While certain drugs or medication may enhance athletic performance, and are therefore banned from competition, the brain works quite differently. Attention, memory and decision-making operate through a complex system of networks in the brain. These networks are dependent on small neurotransmitter molecules signaling between nerve cells within these cognitive networks.
Attempting to enhance cognition with these sorts of drugs in an individual who does not have deficits leads to no improvements at all.
Patients with certain cognitive disorders, such as Alzheimer’s disease, do appear to benefit from enhancing signaling in the brain via drugs that improve the availability of these small molecules. However, attempting to enhance cognition with these sorts of drugs in an individual who does not have deficits leads to no improvements at all. It might even worsen cognitive functioning. The healthy brain’s capacity for processing and memory storage is already at or near its optimal functioning, and overstimulating this existing system is not helpful.
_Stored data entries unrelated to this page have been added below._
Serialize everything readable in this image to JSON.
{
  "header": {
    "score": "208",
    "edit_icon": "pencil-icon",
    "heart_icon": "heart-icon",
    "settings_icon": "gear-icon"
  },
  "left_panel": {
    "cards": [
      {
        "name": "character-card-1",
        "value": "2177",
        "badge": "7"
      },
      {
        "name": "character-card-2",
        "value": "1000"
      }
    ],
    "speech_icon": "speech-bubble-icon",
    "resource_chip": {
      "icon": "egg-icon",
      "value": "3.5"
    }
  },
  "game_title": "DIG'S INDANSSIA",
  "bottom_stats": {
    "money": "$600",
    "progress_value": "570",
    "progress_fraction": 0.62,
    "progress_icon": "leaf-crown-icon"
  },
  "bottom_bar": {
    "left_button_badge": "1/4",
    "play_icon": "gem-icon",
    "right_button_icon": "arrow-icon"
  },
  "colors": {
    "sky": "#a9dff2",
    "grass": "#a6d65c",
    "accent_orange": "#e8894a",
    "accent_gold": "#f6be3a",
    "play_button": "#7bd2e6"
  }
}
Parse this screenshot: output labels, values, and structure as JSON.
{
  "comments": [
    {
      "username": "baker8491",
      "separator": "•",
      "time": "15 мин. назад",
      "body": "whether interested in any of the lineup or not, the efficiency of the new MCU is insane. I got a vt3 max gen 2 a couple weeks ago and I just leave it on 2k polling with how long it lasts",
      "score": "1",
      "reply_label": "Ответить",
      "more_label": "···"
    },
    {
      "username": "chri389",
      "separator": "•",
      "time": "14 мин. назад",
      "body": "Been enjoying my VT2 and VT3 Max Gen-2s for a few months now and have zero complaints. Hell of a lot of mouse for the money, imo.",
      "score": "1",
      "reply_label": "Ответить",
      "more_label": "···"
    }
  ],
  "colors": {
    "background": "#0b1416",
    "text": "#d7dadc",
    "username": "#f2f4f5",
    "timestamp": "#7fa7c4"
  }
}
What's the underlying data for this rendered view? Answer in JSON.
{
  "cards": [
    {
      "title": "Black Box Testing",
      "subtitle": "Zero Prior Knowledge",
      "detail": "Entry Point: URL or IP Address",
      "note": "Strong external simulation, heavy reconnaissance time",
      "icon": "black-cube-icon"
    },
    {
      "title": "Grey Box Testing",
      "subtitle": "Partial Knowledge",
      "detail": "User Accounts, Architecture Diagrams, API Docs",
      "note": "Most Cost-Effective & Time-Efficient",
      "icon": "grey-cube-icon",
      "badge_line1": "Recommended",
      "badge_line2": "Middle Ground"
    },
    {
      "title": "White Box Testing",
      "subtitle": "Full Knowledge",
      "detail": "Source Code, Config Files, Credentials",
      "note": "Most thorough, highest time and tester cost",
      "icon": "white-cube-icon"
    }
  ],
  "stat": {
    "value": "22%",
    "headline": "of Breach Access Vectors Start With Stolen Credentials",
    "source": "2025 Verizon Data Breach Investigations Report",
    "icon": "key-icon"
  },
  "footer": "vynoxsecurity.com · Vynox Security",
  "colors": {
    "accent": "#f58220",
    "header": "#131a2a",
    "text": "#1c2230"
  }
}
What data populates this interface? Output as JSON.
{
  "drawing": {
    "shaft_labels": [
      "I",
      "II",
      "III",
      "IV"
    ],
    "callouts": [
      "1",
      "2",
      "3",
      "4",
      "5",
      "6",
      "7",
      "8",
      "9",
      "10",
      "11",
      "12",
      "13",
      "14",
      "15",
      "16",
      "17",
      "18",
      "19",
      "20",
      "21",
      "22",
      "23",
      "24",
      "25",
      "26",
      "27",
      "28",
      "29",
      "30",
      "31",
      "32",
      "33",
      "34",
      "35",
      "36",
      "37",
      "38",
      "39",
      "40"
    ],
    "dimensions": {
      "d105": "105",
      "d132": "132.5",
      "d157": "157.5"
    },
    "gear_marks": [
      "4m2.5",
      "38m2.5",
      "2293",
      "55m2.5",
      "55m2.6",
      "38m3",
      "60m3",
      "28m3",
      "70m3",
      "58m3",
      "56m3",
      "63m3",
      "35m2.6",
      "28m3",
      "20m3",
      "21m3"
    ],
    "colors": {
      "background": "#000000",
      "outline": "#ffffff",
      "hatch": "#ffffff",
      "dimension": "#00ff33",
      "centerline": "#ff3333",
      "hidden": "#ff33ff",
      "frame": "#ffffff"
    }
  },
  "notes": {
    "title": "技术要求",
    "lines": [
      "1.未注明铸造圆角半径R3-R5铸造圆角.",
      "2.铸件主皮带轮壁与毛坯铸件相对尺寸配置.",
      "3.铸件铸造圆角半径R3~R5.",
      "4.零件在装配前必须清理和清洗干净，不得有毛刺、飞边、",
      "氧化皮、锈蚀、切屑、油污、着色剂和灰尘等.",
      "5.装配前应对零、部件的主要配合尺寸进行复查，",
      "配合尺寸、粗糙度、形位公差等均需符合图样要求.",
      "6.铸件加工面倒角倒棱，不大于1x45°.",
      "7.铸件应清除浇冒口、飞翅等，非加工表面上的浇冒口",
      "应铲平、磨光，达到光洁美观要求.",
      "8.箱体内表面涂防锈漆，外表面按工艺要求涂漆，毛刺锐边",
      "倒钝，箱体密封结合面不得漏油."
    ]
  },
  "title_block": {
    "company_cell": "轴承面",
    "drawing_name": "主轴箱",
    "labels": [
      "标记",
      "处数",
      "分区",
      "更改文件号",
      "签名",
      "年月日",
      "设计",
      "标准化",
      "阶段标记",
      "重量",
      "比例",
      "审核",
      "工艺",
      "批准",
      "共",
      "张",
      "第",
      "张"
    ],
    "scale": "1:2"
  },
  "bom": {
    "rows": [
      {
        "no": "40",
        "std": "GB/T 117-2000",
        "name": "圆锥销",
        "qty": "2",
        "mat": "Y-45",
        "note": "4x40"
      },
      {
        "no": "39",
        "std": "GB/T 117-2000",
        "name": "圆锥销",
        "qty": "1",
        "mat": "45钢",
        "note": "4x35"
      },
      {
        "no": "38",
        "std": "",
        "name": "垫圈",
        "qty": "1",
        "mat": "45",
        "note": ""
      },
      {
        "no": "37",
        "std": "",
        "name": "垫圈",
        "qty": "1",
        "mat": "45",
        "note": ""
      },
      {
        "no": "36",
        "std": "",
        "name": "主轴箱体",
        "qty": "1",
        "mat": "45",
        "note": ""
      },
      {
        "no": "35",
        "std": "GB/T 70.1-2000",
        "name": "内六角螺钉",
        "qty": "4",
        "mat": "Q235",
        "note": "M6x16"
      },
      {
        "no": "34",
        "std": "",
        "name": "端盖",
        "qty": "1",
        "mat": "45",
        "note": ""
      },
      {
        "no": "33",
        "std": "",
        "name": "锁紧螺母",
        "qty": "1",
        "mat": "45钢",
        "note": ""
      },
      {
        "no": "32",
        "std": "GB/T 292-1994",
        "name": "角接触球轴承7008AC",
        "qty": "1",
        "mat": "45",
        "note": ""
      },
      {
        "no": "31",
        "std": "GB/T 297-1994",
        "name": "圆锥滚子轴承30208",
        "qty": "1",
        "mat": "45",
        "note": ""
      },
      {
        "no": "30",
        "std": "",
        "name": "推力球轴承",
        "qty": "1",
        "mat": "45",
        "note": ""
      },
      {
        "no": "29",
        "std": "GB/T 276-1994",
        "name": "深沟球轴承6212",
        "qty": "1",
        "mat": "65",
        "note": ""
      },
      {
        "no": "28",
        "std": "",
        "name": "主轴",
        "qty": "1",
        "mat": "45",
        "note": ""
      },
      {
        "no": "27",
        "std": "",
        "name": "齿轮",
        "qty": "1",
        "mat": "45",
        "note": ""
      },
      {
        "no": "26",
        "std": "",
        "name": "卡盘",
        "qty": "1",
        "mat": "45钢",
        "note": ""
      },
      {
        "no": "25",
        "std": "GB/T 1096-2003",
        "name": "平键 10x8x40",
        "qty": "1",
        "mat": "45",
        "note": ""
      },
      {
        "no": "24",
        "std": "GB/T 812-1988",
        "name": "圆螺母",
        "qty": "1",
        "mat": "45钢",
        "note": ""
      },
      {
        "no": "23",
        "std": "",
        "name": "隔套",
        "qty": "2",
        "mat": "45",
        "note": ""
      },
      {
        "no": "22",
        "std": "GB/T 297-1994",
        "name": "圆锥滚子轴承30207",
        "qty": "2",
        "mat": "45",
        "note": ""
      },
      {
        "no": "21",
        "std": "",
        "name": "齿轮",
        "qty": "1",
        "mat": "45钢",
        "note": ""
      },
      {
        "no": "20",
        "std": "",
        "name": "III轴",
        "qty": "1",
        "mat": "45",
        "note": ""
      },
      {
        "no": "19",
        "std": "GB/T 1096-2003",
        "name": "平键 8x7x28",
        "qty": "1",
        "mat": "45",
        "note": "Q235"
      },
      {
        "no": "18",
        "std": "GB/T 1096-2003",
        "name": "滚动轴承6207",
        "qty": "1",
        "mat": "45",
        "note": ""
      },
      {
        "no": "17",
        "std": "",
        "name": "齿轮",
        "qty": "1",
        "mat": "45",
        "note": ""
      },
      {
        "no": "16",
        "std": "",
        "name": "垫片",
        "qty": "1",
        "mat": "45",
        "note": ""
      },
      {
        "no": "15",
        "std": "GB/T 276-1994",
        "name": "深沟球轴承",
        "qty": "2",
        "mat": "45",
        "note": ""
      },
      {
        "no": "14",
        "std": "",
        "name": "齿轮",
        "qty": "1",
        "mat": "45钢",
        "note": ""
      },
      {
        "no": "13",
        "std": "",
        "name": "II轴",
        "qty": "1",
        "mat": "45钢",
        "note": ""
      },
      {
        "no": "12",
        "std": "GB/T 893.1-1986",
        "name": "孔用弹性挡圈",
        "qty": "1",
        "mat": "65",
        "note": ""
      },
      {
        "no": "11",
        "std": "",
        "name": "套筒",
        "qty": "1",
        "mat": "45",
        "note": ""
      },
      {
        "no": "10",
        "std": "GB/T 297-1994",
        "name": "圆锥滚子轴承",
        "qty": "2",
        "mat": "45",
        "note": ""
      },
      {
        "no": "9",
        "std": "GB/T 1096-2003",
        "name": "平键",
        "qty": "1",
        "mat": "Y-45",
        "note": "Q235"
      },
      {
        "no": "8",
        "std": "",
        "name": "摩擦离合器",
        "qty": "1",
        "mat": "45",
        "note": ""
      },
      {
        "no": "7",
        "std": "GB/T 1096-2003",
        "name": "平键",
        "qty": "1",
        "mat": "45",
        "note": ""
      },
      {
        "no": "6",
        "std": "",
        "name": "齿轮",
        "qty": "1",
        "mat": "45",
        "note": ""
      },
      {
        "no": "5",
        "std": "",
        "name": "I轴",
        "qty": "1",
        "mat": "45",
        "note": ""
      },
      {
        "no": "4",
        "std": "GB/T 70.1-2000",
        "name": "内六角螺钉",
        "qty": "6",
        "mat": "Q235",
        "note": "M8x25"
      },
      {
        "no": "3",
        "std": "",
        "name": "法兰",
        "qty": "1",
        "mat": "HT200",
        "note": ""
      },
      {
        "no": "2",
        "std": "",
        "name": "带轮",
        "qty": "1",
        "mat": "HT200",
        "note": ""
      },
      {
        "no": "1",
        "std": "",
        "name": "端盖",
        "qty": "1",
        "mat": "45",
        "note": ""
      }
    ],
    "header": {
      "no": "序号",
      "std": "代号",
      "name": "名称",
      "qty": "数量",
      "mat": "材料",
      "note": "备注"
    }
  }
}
Cognitive enhancers are typically designed to address specific deficits in neurotransmitter systems. Drugs such as stimulants (for example amphetamine and related agents) may help someone with attention-deficit/hyperactivity disorder (ADHD) function more normally. But again, in an individual without such a diagnosis, these drugs do not improve normal performance for most tasks, but instead can disrupt cognitive functioning and impair attention, memory and decision-making.